Autor:  Pazdz [ 06 wrz 2006, 21:24 ]
Tytuł: 

Cytuj:
I obawiam się że nie jestem w tym odosobniony.

Nie jesteś. Ja również przychylam się do twojej wypowiedzi.

Autor:  użytkownik usunięty [ 06 wrz 2006, 22:07 ]
Tytuł: 

Również się pod tym podpisuję. Jestem w stanie uwierzyć, że 2, 3% można zaoszczędzić na takim sposobie uruchamiania silnika, ale nie aż tyle, co kolega mówił.

Autor:  Levuss [ 06 wrz 2006, 22:10 ]
Tytuł: 

teraz tatosiedzi na uropie do końca września i wiem jakie auto miało średnie spalanie i zobaczę czy ono spadło

Autor:  mikolaj [ 16 wrz 2006, 12:51 ]
Tytuł: 

Nie wiemy jaki rodzaj klimatyzacji jest na wyposażeniu tego MANA i w jakich warunkach klimatycznych była ta próba wykonywana. Jeśli system jest automatyczny a temperatura wew. nie wymaga korekty to sprężarka nie jest załączana a więc nie ma wpływu na pobór mocy. Pytanie więc jaki procentowo udział w pracy całego przebiegu miała wcześniej klima załączona i jaki faktycznie stawia opór. Jeśli chodzi a autobusy to mogę postawić tezę iż pełne załączenie klimy powoduje znaczący pobór mocy przez sprężarkę i alternator (moc nadmuchów to kilka KW) co owocuje spokojnie paroma litrami większego zużycia. Oczywiście są to odmienne warunki i nie należy do końca ich porównywać.

Autor:  Levuss [ 16 wrz 2006, 14:04 ]
Tytuł: 

Cytuj:
Nie wiemy jaki rodzaj klimatyzacji jest na wyposażeniu tego MANA i w jakich warunkach klimatycznych była ta próba wykonywana.
nie Mana a Volvo kolego a dokładniejsze dane podam gdzieś pod koniec miesiąca wtedy tato wraca do roboty(urlop)
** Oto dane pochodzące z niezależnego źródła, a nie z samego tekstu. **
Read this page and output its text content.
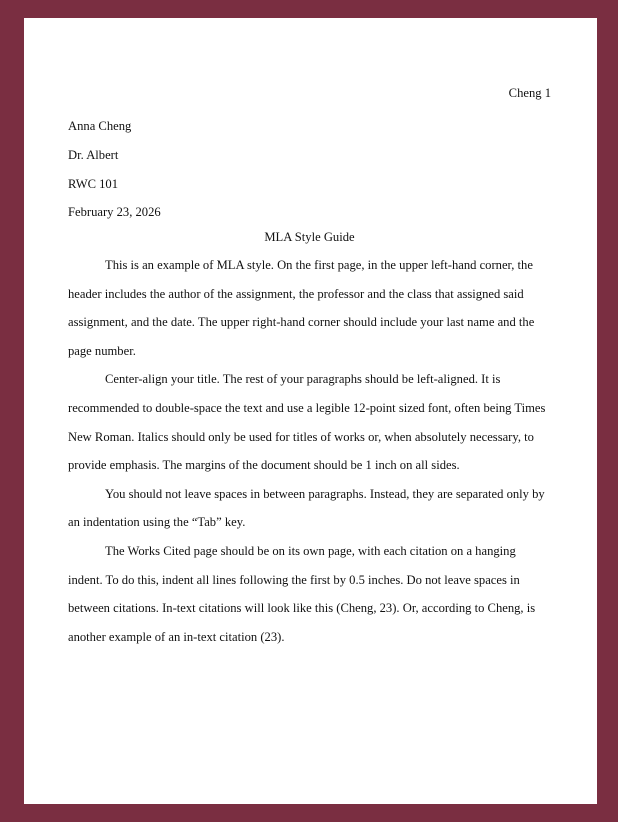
Cheng 1
Anna Cheng
Dr. Albert
RWC 101
February 23, 2026
MLA Style Guide

This is an example of MLA style. On the first page, in the upper left-hand corner, the header includes the author of the assignment, the professor and the class that assigned said assignment, and the date. The upper right-hand corner should include your last name and the page number.

Center-align your title. The rest of your paragraphs should be left-aligned. It is recommended to double-space the text and use a legible 12-point sized font, often being Times New Roman. Italics should only be used for titles of works or, when absolutely necessary, to provide emphasis. The margins of the document should be 1 inch on all sides.

You should not leave spaces in between paragraphs. Instead, they are separated only by an indentation using the “Tab” key.

The Works Cited page should be on its own page, with each citation on a hanging indent. To do this, indent all lines following the first by 0.5 inches. Do not leave spaces in between citations. In-text citations will look like this (Cheng, 23). Or, according to Cheng, is another example of an in-text citation (23).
Autor:  upgp [ 23 paź 2006, 22:45 ]
Tytuł:  Re: redukcja zużycia paliwa w Volvo FH

Cytuj:
Witam!
Słuchajcie mam nowinę(o której pewnie mało osób wię) jak zredukować znacząco spalanie w Volvo FH z D13A.Otóż auto taty jak miało przebieg 40 tys. komp pokładowy pokazywał łaczne liczone od pierwszej trasy spalanie średnie 29 litrów więc bardzo dobrze jak na układajacy się motor ale sprawa jest inna.Ostatnio tato jak wracał z Rosji to na jakimś parkingu kręcił pauze i zapoznał się z jakimś kierowcą i ten widząc ze tato dosiada FH i kazał mu go odpalić.Tato nie wiedząc jakie intencje ma znajomy kręci silnik a ten mówi ze nie tak!!! bo się okazuję że nowe FH ma automatyczną klimę i przy każdym zapłonie się ona uruchamia tzn ładuje(czyli można powiedzieć że przez cały czas działa tzn jest jak by w stanie czuwania i kiedy się ja włączy zaczyna działać!) i powiedział mu że przed odpalaniem auta trzeba ją wyłączyć i dopiero krzesać silnik i spalanie spadnie.Tato miał do bazy jeszcze spory kawałem więc dostosował sie do rad znajomego i jak wtedy nieświadomy tej chodzącej klimatyzacji auto spalało z 24 tonami 28-29 litrów tak teraz najniższe spalanie to 26.5 litra!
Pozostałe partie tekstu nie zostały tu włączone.